On February 18, 2009, the Obama administration announced the creation of the Making Home Affordable Program (MHAP), which is intended to help resurrect the housing market by assisting homeowners to stay in their homes and avoid foreclosure. MHAP includes loan modification and refinance programs that are presently in effect. Participation in MHAP is mandatory for the 2,300 servicers of loans owned or guaranteed by Fannie Mae or Freddie Mac. Participation for all other servicers is voluntary but strongly encouraged. The servicers that elect to participate are contractually bound to agree that, among other things, they will evaluate borrowers for the MHAP programs, including loan modifications.

As of January 2010, 110 servicers had signed on to MHAP, a significant increase from the 14 servicers that had signed on as of May 2009. Given the number of loans owned or guaranteed by Fannie Mae or Freddie Mac and the number of servicers that have signed on to MHAP, approximately 89 percent of all the eligible loans in the United States are now covered by MHAP.

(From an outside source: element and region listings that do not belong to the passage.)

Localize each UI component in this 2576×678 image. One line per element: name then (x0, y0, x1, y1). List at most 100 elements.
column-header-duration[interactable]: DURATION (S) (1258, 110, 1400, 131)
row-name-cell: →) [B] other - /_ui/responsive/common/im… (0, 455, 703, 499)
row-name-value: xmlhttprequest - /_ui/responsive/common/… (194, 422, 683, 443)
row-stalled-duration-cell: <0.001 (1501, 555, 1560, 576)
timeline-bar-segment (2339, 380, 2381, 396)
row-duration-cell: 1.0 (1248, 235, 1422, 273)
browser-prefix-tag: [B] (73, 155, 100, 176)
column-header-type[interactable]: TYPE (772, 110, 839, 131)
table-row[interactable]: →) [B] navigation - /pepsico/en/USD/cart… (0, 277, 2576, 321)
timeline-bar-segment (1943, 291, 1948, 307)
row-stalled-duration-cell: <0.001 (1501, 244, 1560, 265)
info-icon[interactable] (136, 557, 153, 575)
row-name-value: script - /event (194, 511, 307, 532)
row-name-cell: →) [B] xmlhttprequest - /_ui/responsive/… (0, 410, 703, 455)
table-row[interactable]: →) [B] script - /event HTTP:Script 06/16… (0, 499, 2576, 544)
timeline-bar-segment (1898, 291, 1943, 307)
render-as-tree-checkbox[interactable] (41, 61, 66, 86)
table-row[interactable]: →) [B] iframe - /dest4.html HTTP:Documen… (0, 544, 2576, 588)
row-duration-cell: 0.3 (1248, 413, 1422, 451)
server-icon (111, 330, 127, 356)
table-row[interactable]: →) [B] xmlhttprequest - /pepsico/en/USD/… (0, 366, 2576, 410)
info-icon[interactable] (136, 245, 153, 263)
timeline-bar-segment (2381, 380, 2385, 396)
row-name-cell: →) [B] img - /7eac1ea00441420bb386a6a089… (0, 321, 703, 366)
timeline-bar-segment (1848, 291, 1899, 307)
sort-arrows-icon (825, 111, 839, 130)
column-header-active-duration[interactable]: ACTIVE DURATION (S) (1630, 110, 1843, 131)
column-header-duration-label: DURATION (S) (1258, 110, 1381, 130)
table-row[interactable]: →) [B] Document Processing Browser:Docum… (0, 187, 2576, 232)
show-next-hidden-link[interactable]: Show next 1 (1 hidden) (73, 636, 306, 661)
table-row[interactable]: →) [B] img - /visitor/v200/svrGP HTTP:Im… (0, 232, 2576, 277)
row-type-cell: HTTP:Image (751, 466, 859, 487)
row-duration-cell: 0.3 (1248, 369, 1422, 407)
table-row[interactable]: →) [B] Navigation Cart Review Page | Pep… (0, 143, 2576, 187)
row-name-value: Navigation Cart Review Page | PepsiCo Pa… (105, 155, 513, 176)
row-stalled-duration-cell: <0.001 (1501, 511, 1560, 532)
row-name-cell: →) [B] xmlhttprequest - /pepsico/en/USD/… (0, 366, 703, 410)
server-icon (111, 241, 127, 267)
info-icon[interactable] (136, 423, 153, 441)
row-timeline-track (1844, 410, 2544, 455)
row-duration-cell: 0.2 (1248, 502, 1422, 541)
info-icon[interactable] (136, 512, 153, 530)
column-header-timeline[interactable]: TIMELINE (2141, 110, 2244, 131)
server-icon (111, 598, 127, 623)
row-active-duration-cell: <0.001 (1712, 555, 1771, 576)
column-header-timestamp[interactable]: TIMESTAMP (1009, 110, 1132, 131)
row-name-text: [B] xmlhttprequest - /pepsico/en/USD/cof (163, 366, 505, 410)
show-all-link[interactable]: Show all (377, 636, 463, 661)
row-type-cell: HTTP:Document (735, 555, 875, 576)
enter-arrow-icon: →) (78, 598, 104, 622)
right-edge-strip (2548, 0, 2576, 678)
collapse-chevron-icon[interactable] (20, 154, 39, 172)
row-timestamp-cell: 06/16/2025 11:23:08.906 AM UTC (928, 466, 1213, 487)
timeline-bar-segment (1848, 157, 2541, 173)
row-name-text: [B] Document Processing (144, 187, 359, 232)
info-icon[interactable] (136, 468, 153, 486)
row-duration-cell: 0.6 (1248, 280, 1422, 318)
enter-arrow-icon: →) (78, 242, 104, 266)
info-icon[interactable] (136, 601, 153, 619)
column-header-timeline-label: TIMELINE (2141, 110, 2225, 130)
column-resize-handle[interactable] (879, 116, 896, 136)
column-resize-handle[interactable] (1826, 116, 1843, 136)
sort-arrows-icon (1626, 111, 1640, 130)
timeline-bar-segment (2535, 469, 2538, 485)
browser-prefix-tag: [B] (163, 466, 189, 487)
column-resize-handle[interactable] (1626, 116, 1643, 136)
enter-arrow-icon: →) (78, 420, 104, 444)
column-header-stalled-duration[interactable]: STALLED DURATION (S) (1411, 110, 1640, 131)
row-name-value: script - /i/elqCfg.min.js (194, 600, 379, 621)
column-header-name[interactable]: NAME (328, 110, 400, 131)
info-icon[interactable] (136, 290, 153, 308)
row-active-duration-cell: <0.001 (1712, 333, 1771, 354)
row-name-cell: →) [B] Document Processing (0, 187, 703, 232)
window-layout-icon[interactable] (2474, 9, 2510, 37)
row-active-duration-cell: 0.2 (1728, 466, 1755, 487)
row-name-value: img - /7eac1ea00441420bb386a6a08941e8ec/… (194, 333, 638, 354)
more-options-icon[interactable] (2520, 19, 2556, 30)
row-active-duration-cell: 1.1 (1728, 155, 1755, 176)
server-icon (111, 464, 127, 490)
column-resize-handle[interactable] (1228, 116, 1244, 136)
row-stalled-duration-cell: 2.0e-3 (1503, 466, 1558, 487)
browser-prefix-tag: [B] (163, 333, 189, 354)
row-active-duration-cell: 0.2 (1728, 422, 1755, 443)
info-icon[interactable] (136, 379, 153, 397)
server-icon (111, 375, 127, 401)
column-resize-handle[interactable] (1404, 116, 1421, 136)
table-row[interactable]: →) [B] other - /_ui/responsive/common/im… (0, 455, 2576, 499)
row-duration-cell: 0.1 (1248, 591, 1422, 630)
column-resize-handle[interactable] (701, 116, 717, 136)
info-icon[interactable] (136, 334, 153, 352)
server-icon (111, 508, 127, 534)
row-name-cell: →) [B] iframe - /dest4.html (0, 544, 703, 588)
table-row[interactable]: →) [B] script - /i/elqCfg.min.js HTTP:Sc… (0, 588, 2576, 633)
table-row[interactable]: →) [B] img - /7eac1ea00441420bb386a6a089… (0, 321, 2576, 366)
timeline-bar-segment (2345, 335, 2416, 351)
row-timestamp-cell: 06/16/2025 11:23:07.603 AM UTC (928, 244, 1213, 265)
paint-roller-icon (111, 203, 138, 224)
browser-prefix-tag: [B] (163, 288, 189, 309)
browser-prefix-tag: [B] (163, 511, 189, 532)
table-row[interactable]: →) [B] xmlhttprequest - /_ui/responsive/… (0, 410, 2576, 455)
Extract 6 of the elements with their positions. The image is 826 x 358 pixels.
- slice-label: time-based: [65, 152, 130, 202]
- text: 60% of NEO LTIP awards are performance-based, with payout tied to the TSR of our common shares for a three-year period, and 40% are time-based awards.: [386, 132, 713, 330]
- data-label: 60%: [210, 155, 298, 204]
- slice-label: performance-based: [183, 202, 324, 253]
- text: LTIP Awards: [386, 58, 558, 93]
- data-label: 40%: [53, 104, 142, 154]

Beginning April 5, 2010, another component of MHAP, the Home Affordable Foreclosure Alternatives (HAFA) program, will go into effect. HAFA offers foreclosure alternatives by way of providing incentives to servicers and borrowers to pursue short sales and deeds in lieu of foreclosure. Below is a discussion of HAFA's key components and future considerations.

The HAFA Procedure

HAFA is available to a borrower who meets the general eligibility requirements for MHAP modification but does not qualify for a modification or was unable to complete the modification process, i.e., could not make all the required payments during the trial or modification period. The general eligibility requirements for MHAP modification are that (1) the property is owner occupied; (2) there is an unpaid principal balance that is equal to or less than $729,750 for a single-family home; (3) there is a first lien mortgage that was originated on or before January 1, 2009; (4) the borrower's monthly mortgage payment is greater than 31 percent of his or her monthly gross income; and (5) the borrower cannot afford the mortgage payments, due to financial hardship.

Under HAFA, after determining that modification is not possible and prior to moving toward foreclosure, the participating servicers must determine whether the subject borrower qualifies for a short sale (i.e., a sale of the property for less than the amount owed to the lender on the mortgage). The servicer will consider the property's value, the expected marketing time for the property, the condition of the title, and whether the net sales proceeds will exceed what would be recovered in a foreclosure. To establish property value and the minimum acceptable net return (pursuant to investor guidance), the servicer must obtain an appraisal performed under the Uniform Standards of Professional Appraisal Practice or broker price opinion(s). The servicer must also provide the borrower with instructions as to the list price of the property and the permitted reductions in price. The servicer must approve an offer to purchase if the net sales proceeds available for payment to the servicer are equal to or exceed the minimum acceptable net return previously determined by the servicer.

HAFA also requires that participating servicers utilize standardized short sale documents published by HAFA, which are intended to streamline the short sale process. Under this standardized process, servicers must allow borrowers at least 120 days (but no more than one year) to market and sell the property. If the borrower fails to sell the property within the agreed-upon time period, the servicer may consider accepting a deed in lieu of foreclosure.

To encourage successful completion of a short sale, HAFA offers the following incentives:

  • Payment to servicers of up to $1,000.
  • Payment of up to $1,500 to borrowers to help with relocation expenses.
  • Reimbursement to investors of up to $1,000 for payments made to junior lien holders to release their claims. This will be done on a one-for-three matching basis, i.e., for every $3 that the investor pays to the subordinate lien holder, the investor will receive $1 of reimbursement.

Future Considerations

Beginning April 5, 2010, the 110 servicers that are voluntarily participating in MHAP must start preparing to devote substantial resources to evaluating short sale opportunities for borrowers who did not qualify for MHAP modification. They will not be able to seek foreclosure until they have done so. Moreover, failure to adhere to HAFA procedures will expose those servicers to potential legal liability for failing to fulfill their contractual obligations as participants in MHAP and possibly expose them to claims by borrowers alleging that the borrowers were deprived of the opportunity to keep their homes.

The servicers of the remaining 11 percent of eligible loans that have not yet signed on to MHAP have until October 3, 2010 to decide whether they want to participate. The deadline was extended from the original date of December 31, 2009, but it is not known whether there will be another extension. The benefit to be considered is the potential that the investor/servicer will actually end up earning more from a combination of the incentives and the net proceeds of the sale than it would if it were to engage in a lengthy and expensive foreclosure of the property. Potential drawbacks include that the lender will be required to approve a short sale if the net sales proceeds are equal to or exceed the minimum acceptable net return previously determined by the servicer, even if it wants to reject the offer for some other reason. Further, obtaining the release of claims from a junior lien holder may be costly.

Time will tell whether this government-sponsored incentive will serve its intended purpose. One would expect that its success will depend on the values attributed to properties for which short sale approval is sought and the magnitude of the losses a lender is required to absorb from such a sale.